Alice Ferney ne juge pas mais veut dépasser les images d'Epinal pour reconstituer des itinéraires et des motivations. Le colonel : droiture, fidélité, honneur, Dieu et fourvoiement dans une entreprise perdue et téléguidée par d'autres moins scrupuleux. Le général ? C'est l'homme d'Histoire qui veut continuer à l'écrire, d'abord isolé et rongeant son frein dans sa traversée du désert, puis conquérant et impitoyable. Un roman très documenté, sensible, qui interroge un passé qui, lui aussi, ne passe pas.
Peu de destins individuels demeurent longtemps éclairés par l'Histoire. Cet ensevelissement des noms et des nommes dans le passé paraît plus injuste lorsqu'ils ont enduré une guerre. Pourtant, cette convulsion historique, qui fait drame dans leur vie, ne change rien à l'oubli promis aux héroïsmes anonymes. Surtout si les braves combattirent pour une cause perdue, ou, pire, à qui l'avenir ne donnera pas raison : moins légitime que ne l'avaient dit leurs chefs. Le temps, dont ils furent la matière, passe à autre chose, trouve ses fibres neuves. La passion de ce qui fut s'émousse. L'intérêt s'estompe. La mémoire se polarise. La violence des événements se dissipe. L'actualité renouvelle les objets de l'attention. La connaissance des êtres - ce qu'ils ont fait, la manière dont ils l'ont fait - disparaît. Combattre sans déroger à l'honneur ne peut relever de la pensée qu'on a de la postérité. C'est le choix intérieur d'un homme dans un instant. Quelles que soient sa grandeur, sa souffrance ou sa consternation, elles seront oubliées, comme le sont les affaires privées, qui par nature restent inaccessibles. Car les gestes minuscules, les pensées, les sensations les plus profuses, les désarrois, les peines, n'ont cours que par celui qui les initie, les éprouve, et souvent les tait. L'ignorance du détail personnel accompagne la mémorisation historique.

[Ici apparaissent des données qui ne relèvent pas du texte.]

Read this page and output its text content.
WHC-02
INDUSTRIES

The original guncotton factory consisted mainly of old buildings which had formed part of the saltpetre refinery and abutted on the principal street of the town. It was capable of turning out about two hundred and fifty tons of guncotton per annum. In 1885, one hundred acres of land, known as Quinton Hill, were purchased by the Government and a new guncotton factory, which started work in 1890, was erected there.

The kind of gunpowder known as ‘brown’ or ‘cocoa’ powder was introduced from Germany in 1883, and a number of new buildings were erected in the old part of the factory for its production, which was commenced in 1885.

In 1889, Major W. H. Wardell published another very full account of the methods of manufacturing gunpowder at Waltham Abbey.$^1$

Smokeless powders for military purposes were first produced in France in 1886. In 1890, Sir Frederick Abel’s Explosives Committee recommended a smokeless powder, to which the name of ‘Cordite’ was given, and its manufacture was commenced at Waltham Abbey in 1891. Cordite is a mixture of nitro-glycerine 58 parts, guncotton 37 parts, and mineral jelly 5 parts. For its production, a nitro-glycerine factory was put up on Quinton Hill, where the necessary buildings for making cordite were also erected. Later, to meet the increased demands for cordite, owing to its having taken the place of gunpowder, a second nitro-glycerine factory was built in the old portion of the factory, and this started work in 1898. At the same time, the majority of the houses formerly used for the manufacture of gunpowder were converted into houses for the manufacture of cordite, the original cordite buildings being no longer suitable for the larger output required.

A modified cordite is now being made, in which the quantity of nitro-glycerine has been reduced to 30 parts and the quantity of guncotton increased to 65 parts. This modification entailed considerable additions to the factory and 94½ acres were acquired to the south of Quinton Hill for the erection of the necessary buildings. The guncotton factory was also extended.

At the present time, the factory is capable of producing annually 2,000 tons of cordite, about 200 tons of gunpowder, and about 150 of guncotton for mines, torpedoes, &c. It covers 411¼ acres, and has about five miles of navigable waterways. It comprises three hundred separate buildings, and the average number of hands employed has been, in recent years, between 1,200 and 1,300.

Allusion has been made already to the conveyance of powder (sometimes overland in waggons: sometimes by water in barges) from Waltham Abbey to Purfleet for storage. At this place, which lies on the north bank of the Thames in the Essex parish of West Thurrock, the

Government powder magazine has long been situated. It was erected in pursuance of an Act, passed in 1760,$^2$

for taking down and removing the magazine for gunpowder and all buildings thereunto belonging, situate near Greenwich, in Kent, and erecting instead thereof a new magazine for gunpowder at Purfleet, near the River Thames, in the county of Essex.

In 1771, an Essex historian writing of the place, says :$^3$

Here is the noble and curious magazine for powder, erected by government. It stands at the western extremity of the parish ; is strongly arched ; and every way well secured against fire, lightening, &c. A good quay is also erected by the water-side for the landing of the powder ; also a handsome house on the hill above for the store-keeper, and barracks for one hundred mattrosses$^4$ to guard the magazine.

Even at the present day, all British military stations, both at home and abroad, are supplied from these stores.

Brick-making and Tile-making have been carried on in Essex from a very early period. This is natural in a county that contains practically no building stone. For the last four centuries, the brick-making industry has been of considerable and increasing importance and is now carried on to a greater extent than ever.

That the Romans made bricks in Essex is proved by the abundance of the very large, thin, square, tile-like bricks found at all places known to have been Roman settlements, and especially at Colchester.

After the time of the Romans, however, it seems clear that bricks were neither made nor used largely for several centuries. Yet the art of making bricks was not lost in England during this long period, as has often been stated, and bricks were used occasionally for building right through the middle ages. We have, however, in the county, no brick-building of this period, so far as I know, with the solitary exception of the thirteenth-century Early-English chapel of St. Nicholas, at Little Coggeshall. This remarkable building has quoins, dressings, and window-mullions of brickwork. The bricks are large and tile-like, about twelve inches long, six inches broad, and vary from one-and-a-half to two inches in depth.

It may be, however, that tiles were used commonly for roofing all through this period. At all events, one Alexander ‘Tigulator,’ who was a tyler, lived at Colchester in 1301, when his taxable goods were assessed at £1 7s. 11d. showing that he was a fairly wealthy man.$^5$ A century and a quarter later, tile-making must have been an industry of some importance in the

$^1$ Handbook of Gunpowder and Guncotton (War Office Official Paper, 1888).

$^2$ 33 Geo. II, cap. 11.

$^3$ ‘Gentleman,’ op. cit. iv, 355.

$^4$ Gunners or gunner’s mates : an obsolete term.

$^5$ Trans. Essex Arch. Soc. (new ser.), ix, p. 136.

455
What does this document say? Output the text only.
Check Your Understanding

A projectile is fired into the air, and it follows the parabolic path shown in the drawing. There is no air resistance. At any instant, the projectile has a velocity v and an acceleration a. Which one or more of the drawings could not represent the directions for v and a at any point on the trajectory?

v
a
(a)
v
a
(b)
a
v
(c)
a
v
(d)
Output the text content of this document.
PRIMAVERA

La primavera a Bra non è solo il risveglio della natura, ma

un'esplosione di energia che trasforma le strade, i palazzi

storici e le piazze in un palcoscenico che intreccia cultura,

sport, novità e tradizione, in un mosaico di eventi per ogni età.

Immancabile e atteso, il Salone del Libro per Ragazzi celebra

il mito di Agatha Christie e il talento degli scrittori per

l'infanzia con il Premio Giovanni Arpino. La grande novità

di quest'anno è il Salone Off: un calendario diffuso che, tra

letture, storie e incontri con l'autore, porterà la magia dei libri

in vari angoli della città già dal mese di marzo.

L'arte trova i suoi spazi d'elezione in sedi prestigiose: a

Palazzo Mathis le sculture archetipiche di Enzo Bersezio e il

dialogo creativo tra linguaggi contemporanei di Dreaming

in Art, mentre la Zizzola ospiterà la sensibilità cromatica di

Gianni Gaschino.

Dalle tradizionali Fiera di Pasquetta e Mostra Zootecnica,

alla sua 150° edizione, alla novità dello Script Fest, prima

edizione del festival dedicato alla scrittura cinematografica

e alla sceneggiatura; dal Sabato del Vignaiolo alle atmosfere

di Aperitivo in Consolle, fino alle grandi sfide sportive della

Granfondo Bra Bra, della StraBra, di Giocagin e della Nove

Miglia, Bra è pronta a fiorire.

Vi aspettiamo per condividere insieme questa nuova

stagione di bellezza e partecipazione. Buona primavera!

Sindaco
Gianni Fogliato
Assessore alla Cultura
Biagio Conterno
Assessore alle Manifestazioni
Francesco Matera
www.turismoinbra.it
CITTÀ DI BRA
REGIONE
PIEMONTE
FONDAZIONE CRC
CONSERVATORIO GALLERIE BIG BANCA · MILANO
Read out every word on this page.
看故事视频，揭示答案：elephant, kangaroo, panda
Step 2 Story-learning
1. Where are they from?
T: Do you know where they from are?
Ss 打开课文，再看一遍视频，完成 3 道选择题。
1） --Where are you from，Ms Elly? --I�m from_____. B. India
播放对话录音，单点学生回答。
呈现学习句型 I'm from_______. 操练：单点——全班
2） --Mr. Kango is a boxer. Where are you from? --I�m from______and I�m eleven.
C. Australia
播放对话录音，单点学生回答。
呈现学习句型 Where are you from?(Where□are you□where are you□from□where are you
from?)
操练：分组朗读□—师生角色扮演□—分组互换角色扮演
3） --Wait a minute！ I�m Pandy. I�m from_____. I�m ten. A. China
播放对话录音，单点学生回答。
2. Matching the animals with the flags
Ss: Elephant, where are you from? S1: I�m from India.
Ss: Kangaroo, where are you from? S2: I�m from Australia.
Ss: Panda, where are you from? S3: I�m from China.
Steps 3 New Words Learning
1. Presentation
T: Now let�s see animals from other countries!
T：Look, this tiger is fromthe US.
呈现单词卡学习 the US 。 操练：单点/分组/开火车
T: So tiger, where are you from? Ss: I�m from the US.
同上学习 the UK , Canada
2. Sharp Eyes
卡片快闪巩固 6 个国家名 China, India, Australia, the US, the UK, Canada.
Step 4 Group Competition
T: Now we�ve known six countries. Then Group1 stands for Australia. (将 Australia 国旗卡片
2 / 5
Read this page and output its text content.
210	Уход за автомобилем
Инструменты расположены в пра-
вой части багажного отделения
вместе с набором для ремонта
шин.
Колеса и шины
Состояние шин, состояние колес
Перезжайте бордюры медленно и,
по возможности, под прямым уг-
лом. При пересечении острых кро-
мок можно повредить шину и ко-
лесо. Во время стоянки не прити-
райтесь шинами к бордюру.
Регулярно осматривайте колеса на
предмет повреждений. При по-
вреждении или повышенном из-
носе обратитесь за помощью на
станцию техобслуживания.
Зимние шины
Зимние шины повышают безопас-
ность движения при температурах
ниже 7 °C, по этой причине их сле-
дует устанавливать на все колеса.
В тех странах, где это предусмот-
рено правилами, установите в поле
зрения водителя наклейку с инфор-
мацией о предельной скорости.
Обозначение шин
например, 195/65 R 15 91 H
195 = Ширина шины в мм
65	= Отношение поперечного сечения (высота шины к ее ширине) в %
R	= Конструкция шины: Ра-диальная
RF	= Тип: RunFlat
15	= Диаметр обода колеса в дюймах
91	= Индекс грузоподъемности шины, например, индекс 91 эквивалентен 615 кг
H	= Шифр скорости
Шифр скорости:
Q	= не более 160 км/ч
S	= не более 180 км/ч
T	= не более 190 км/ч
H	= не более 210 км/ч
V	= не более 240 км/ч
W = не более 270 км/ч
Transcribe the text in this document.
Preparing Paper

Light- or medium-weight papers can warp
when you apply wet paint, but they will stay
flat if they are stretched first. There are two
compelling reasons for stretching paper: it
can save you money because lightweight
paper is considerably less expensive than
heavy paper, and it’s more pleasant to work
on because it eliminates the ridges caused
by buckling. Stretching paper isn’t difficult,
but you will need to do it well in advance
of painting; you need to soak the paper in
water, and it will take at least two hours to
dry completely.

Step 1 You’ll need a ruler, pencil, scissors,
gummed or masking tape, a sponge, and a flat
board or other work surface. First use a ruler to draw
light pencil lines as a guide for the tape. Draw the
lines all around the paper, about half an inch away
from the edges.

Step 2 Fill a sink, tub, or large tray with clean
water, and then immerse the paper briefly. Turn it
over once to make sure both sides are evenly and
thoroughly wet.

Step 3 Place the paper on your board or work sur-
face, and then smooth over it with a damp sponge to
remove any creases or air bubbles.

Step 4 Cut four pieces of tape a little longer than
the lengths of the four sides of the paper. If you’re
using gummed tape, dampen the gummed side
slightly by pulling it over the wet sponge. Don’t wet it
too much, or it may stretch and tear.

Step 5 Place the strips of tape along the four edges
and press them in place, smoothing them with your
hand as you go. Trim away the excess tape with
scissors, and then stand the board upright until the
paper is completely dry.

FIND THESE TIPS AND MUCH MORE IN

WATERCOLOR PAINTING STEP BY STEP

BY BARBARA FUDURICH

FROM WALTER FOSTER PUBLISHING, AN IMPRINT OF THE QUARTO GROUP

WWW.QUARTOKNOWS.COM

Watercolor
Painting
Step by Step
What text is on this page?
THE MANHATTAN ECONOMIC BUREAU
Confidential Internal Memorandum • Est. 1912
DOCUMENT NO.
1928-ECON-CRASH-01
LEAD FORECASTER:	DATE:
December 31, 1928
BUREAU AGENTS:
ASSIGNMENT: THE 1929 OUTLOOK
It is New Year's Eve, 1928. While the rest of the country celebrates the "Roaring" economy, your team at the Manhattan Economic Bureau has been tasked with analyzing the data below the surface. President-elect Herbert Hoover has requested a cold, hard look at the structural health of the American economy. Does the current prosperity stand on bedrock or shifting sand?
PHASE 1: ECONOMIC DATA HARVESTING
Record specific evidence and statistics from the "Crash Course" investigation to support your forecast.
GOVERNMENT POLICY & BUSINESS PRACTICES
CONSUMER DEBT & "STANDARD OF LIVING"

Il est plus aisé de consigner la guerre en général que la guerre d'un seul soldat.
Les mémoires familiales ne pactisent pas avec l'oubli. Ayant accès aux secrets intimes, elles les sauvegardent. Les descendants d'une lignée peuvent se rappeler un cheminement, une petite gloire, un tourment qui fut inutile, une torture restée ignorée. Leur témoignage rapporte ce qui fut subi et mené par un homme. Pour un enfant à l'écoute, vierge de défaites et de récits, un parent dira : Ton grand-père a eu la Légion d'honneur à titre militaire (il faut le préciser, car le présent, si éloigné des circonstances et de la valeur des sacrifices, en galvaude les récompenses). Ton grand-père avait aussi telle médaille, telle croix, qui résument l'itinéraire de son courage.
1) Qui êtes-vous ? !
Une femme de mon époque, vivante et émotive.
2) Quel est le thème central de ce livre ?
La justice, l'Histoire. Comment certaines situations exceptionnelles mènent des hommes à faire des erreurs.
3) Si vous deviez mettre en avant une phrase de ce livre, laquelle choisiriez-vous ?
"On devrait obliger le chef de l'État qui refuse sa grâce à assister à l'exécution."
4) Si ce livre était une musique, quelle serait-elle ?
Stabat Mater de Pergolèse
5) Qu'aimeriez-vous partager avec vos lecteurs en priorité ?
Une manière libre de penser devant l'Histoire.